Re-contract them. Add services for them. And survey them. Why do they buy from you; What other communication needs to they have; What challenges do they see in technology.

Video tape a testimonial from your best customers about why they pay you for dedicated service and run it on your website. It will be an add for you and them.

Know your customer.
Stay in front of your customer.
Upsell and cross-sell your customer.
Get Referrals from your customer.
Everyone in your business needs to understand that every single touch with the customer or prospect is a chance to win or lose. Make it a win. Script answers to frequently asked questions. And have a scripted answer to this question: "Why should I pay you more when DSL is so much less?" (BTW, that is called a buying signal and/or objection. The prospect is giving you the opportunity to sell them on your service).

Sales skills are what put food on the table. Read a couple of sales books or listen to audio books. Or, if you can, get a sales coach. He can shadow a few of your calls or role play with you to help you through difficult or uncomfortable situations.

Regards,

Peter
RAD-INFO, Inc.
All this and more monthly in my newsletter
4isps.com


Sam Tetherow wrote:

I am working on the dedicated bandwidth market and was making some headway until Qwest rolled out their DSL services at the begining of the month and now it is the education process all over again. Trying to explain that 3-7 meg DSL is NOT the same quality as a dedicated 1.5 meg circuit. But they still look at $475/T1 vs $80/DSL and think hey if I get only half of the DSL speed I'm still way ahead, and right now the DSL is new enough that congestion is not an issue.

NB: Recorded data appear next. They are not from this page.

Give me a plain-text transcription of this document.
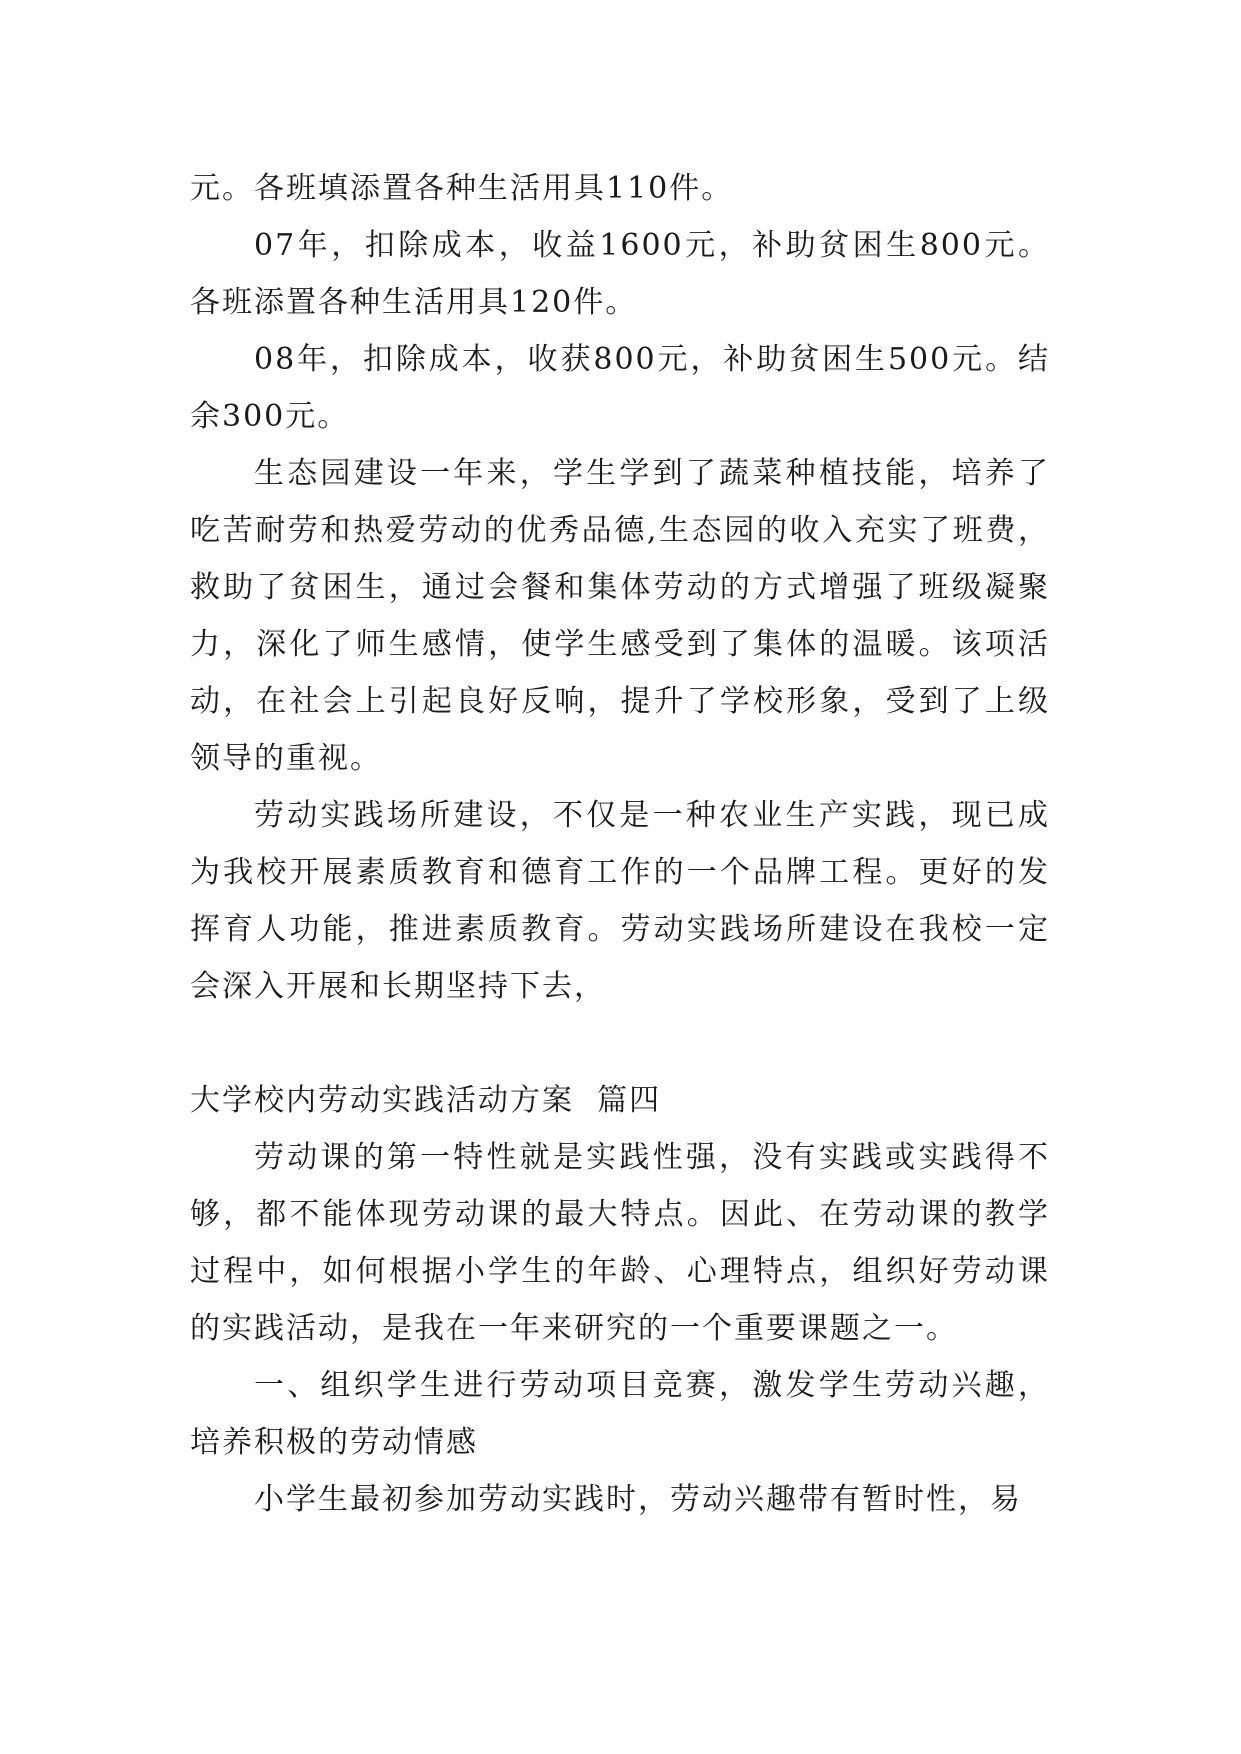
元。各班填添置各种生活用具110件。

07年，扣除成本，收益1600元，补助贫困生800元。各班添置各种生活用具120件。

08年，扣除成本，收获800元，补助贫困生500元。结余300元。

生态园建设一年来，学生学到了蔬菜种植技能，培养了吃苦耐劳和热爱劳动的优秀品德,生态园的收入充实了班费，救助了贫困生，通过会餐和集体劳动的方式增强了班级凝聚力，深化了师生感情，使学生感受到了集体的温暖。该项活动，在社会上引起良好反响，提升了学校形象，受到了上级领导的重视。

劳动实践场所建设，不仅是一种农业生产实践，现已成为我校开展素质教育和德育工作的一个品牌工程。更好的发挥育人功能，推进素质教育。劳动实践场所建设在我校一定会深入开展和长期坚持下去，

大学校内劳动实践活动方案  篇四

劳动课的第一特性就是实践性强，没有实践或实践得不够，都不能体现劳动课的最大特点。因此、在劳动课的教学过程中，如何根据小学生的年龄、心理特点，组织好劳动课的实践活动，是我在一年来研究的一个重要课题之一。

一、组织学生进行劳动项目竞赛，激发学生劳动兴趣，培养积极的劳动情感

小学生最初参加劳动实践时，劳动兴趣带有暂时性，易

As for my market, until DSL was brought in, it has been a profitable business, I wasn't planning on retiring on just that business but it was paying the bills including my salary. Now instead of me being the only broadband provider that provided any real bandwidth I now have 2 other active DSL competitors and several others that provide DSL statewide. I'm not saying my market is now unfavorable, just that I'm not sure what is going to happen in terms of growth.